How To Raise A Compassionate Child
How do we keep our children engaged in a world that allows them to have a childhood, that allows them to have compassion for themselves and for others?
This is a big question nowadays—when there is competing idea of what childhood looks like—For example—technology—do you know that the average child gets a cell phone at the age of 10?
Or that 1 in 4 girls or 1 in 6 boys will be sexually abused before the age of 18?
Or that extreme obesity is increasing the most in children ages 2-5 years.
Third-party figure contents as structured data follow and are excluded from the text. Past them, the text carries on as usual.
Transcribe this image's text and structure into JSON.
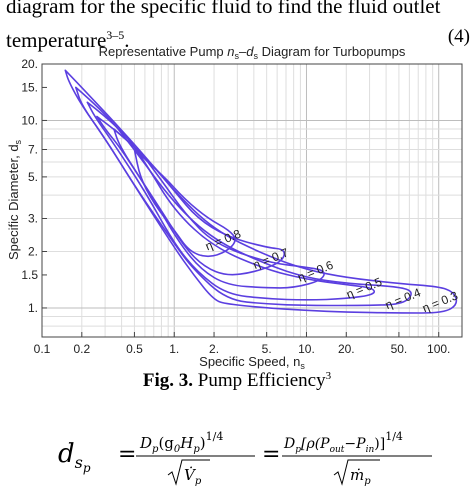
{
  "top_text": {
    "line1": "diagram for the specific fluid to find the fluid outlet",
    "line2": "temperature",
    "line2_sup": "3–5",
    "line2_end": "."
  },
  "caption": {
    "label": "Fig. 3.",
    "text": " Pump Efficiency",
    "sup": "3"
  },
  "equation": {
    "lhs": "d",
    "lhs_sub": "s",
    "lhs_subsub": "p",
    "num1": "D",
    "num1_sub": "p",
    "num1_paren": "(g",
    "num1_g_sub": "0",
    "num1_H": "H",
    "num1_H_sub": "p",
    "num1_close": ")",
    "exp": "1/4",
    "den1": "V̇",
    "den1_sub": "p",
    "num2": "D",
    "num2_sub": "p",
    "num2_body": "[ρ(P",
    "num2_out_sub": "out",
    "num2_minus": "−P",
    "num2_in_sub": "in",
    "num2_close": ")]",
    "den2": "ṁ",
    "den2_sub": "p",
    "equals": "=",
    "number": "(4)"
  },
  "chart_data": {
    "type": "line",
    "title": "Representative Pump n_s–d_s Diagram for Turbopumps",
    "title_parts": [
      "Representative Pump ",
      "n",
      "s",
      "–",
      "d",
      "s",
      " Diagram for Turbopumps"
    ],
    "xlabel": "Specific Speed, n",
    "xlabel_sub": "s",
    "ylabel": "Specific Diameter, d",
    "ylabel_sub": "s",
    "x_scale": "log",
    "y_scale": "log",
    "xlim": [
      0.1,
      150
    ],
    "ylim": [
      0.7,
      20
    ],
    "x_ticks": [
      {
        "v": 0.1,
        "label": "0.1"
      },
      {
        "v": 0.2,
        "label": "0.2"
      },
      {
        "v": 0.5,
        "label": "0.5"
      },
      {
        "v": 1,
        "label": "1."
      },
      {
        "v": 2,
        "label": "2."
      },
      {
        "v": 5,
        "label": "5."
      },
      {
        "v": 10,
        "label": "10."
      },
      {
        "v": 20,
        "label": "20."
      },
      {
        "v": 50,
        "label": "50."
      },
      {
        "v": 100,
        "label": "100."
      }
    ],
    "y_ticks": [
      {
        "v": 1,
        "label": "1."
      },
      {
        "v": 1.5,
        "label": "1.5"
      },
      {
        "v": 2,
        "label": "2."
      },
      {
        "v": 3,
        "label": "3."
      },
      {
        "v": 5,
        "label": "5."
      },
      {
        "v": 7,
        "label": "7."
      },
      {
        "v": 10,
        "label": "10."
      },
      {
        "v": 15,
        "label": "15."
      },
      {
        "v": 20,
        "label": "20."
      }
    ],
    "grid": true,
    "series_color": "#5b3fe0",
    "series": [
      {
        "name": "η = 0.3",
        "label_at": [
          105,
          1.03
        ],
        "points": [
          [
            0.15,
            18.5
          ],
          [
            0.2,
            15
          ],
          [
            0.5,
            7.5
          ],
          [
            1,
            4.2
          ],
          [
            2,
            2.6
          ],
          [
            5,
            1.9
          ],
          [
            10,
            1.6
          ],
          [
            20,
            1.45
          ],
          [
            50,
            1.35
          ],
          [
            100,
            1.3
          ],
          [
            130,
            1.22
          ],
          [
            140,
            1.05
          ],
          [
            110,
            0.94
          ],
          [
            50,
            0.94
          ],
          [
            20,
            0.95
          ],
          [
            10,
            0.97
          ],
          [
            5,
            1.0
          ],
          [
            2.5,
            1.05
          ],
          [
            2,
            1.1
          ],
          [
            1.4,
            1.5
          ],
          [
            1,
            2.1
          ],
          [
            0.5,
            4.5
          ],
          [
            0.3,
            8
          ],
          [
            0.2,
            12
          ],
          [
            0.16,
            16
          ],
          [
            0.15,
            18.5
          ]
        ]
      },
      {
        "name": "η = 0.4",
        "label_at": [
          55,
          1.07
        ],
        "points": [
          [
            0.18,
            15
          ],
          [
            0.3,
            11
          ],
          [
            0.5,
            7
          ],
          [
            1,
            3.6
          ],
          [
            2,
            2.3
          ],
          [
            5,
            1.7
          ],
          [
            10,
            1.45
          ],
          [
            20,
            1.35
          ],
          [
            50,
            1.3
          ],
          [
            65,
            1.22
          ],
          [
            55,
            1.05
          ],
          [
            30,
            1.03
          ],
          [
            10,
            1.03
          ],
          [
            5,
            1.05
          ],
          [
            2.5,
            1.1
          ],
          [
            1.4,
            1.6
          ],
          [
            1,
            2.2
          ],
          [
            0.5,
            4.5
          ],
          [
            0.3,
            8
          ],
          [
            0.2,
            12
          ],
          [
            0.18,
            15
          ]
        ]
      },
      {
        "name": "η = 0.5",
        "label_at": [
          28,
          1.22
        ],
        "points": [
          [
            0.22,
            12.5
          ],
          [
            0.4,
            9
          ],
          [
            0.6,
            6
          ],
          [
            1,
            3.3
          ],
          [
            2,
            2.1
          ],
          [
            5,
            1.6
          ],
          [
            10,
            1.42
          ],
          [
            20,
            1.33
          ],
          [
            32,
            1.28
          ],
          [
            33,
            1.18
          ],
          [
            20,
            1.12
          ],
          [
            10,
            1.1
          ],
          [
            5,
            1.12
          ],
          [
            2.5,
            1.18
          ],
          [
            1.5,
            1.55
          ],
          [
            1,
            2.2
          ],
          [
            0.6,
            4.2
          ],
          [
            0.35,
            7.5
          ],
          [
            0.25,
            10.5
          ],
          [
            0.22,
            12.5
          ]
        ]
      },
      {
        "name": "η = 0.6",
        "label_at": [
          12,
          1.5
        ],
        "points": [
          [
            0.26,
            10.5
          ],
          [
            0.5,
            7.5
          ],
          [
            0.8,
            4.8
          ],
          [
            1.2,
            3.2
          ],
          [
            2,
            2.2
          ],
          [
            5,
            1.75
          ],
          [
            10,
            1.65
          ],
          [
            14,
            1.58
          ],
          [
            13,
            1.4
          ],
          [
            8,
            1.28
          ],
          [
            5,
            1.28
          ],
          [
            2.5,
            1.32
          ],
          [
            1.6,
            1.6
          ],
          [
            1.1,
            2.2
          ],
          [
            0.7,
            3.8
          ],
          [
            0.4,
            7
          ],
          [
            0.3,
            9
          ],
          [
            0.26,
            10.5
          ]
        ]
      },
      {
        "name": "η = 0.7",
        "label_at": [
          5.5,
          1.75
        ],
        "points": [
          [
            0.35,
            9
          ],
          [
            0.6,
            6.5
          ],
          [
            1,
            4.2
          ],
          [
            1.5,
            3
          ],
          [
            2.5,
            2.4
          ],
          [
            5,
            2.1
          ],
          [
            7,
            2.05
          ],
          [
            6.5,
            1.75
          ],
          [
            4,
            1.55
          ],
          [
            2.5,
            1.48
          ],
          [
            1.7,
            1.65
          ],
          [
            1.2,
            2.1
          ],
          [
            0.8,
            3.3
          ],
          [
            0.5,
            5.5
          ],
          [
            0.38,
            7.5
          ],
          [
            0.35,
            9
          ]
        ]
      },
      {
        "name": "η = 0.8",
        "label_at": [
          2.4,
          2.2
        ],
        "points": [
          [
            0.5,
            7
          ],
          [
            0.8,
            5.2
          ],
          [
            1.2,
            3.8
          ],
          [
            1.8,
            3.0
          ],
          [
            2.6,
            2.6
          ],
          [
            3.0,
            2.3
          ],
          [
            2.5,
            2.0
          ],
          [
            1.8,
            1.85
          ],
          [
            1.3,
            2.0
          ],
          [
            1.0,
            2.6
          ],
          [
            0.7,
            3.6
          ],
          [
            0.55,
            5
          ],
          [
            0.5,
            7
          ]
        ]
      }
    ]
  }
}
Teaching kids about empathy, kindness, and compassion is a must for schools. More than one out of every five students report being bullied. Of those students:
• 13% were made fun of, called names, or insulted
• 12% were the subject of rumors
• 5% were pushed, shoved, tripped, or spit on
• 5% were excluded from activities on purpose
In our nation’s high schools, school fights are routinely recorded on cell phones by a surrounding mob, cheering on the violence and then posting the videos on social media. The i-SAFE foundation states that over “25% of adolescents and teens have been bullied repeatedly through their cell phones or the Internet.”
Here’s a look at the research, and how to introduce a kindness and compassion strand to your SEL practice.
To keep our children healthy, happy, and engaged we need to be vigilant, supportive, compassionate, and mostly kind to help them have the childhood we just described—especially in competing pandemics—which means that children all over the world in record numbers our children childhoods are being compromised by trauma and weight-related health issues, like type 2 diabetes.
So how do we do this? —Keep children safe, engaged, and becoming their best selves. We try by continuing to cultivate compassion within ourselves and our children which can help us be more compassionate towards others.
What are some of the ways you cultivate compassion?
One thing we know from that those terrible statistics I just shared is that children need a lot of compassion during this child obesity epidemic, child sexual abuse pandemic and the increase of isolation due to technology. And children will need to learn to be more compassionate to themselves and to others. How do we focus on teaching children to becoming more compassionate to themselves and others? How do we become more vigilant role models for our children?
Research reveals that doing good deeds, or kind acts, can make socially-anxious people feel better. For four weeks, the University of British Columbia researchers assigned people with high levels of anxiety to do kind acts for other people at least six times a week. The acts of kindness included things like holding the door open for someone, doing chores for other people, donating to charity, and buying lunch for a friend. The researchers found that doing nice things for people led to a significant increase in people's positive moods. It also led to an increase in relationship satisfaction and a decrease in social avoidance in socially anxious individuals.
Acts of kindness create an emotional warmth, which releases a hormone known as oxytocin. Oxytocin causes the release of a chemical called nitric oxide, which dilates the blood vessels. This reduces blood pressure and, therefore, oxytocin is known as a "cardioprotective" hormone. It protects the heart by lowering blood pressure.
Can compassion be taught?
In the study, the investigators trained young adults to engage in compassion meditation, an ancient Buddhist technique to increase caring feelings for people who are suffering. In the meditation, participants envisioned a time when someone has suffered and then practiced wishing that his or her suffering was relieved. They repeated phrases to help them focus on compassion such as, “May you be free from suffering. May you have joy and ease.”
Participants practiced with different categories of people, first starting with a loved one, someone whom they easily felt compassion for like a friend or family member. Then, they practiced compassion for themselves and, then, a stranger. Finally, they practiced compassion for someone they actively had conflict with called the “difficult person,” such as a troublesome coworker or roommate.
“It’s kind of like weight training,” Weng says. “Using this systematic approach, we found that people can actually build up their compassion ‘muscle’ and respond to others’ suffering with care and a desire to help.”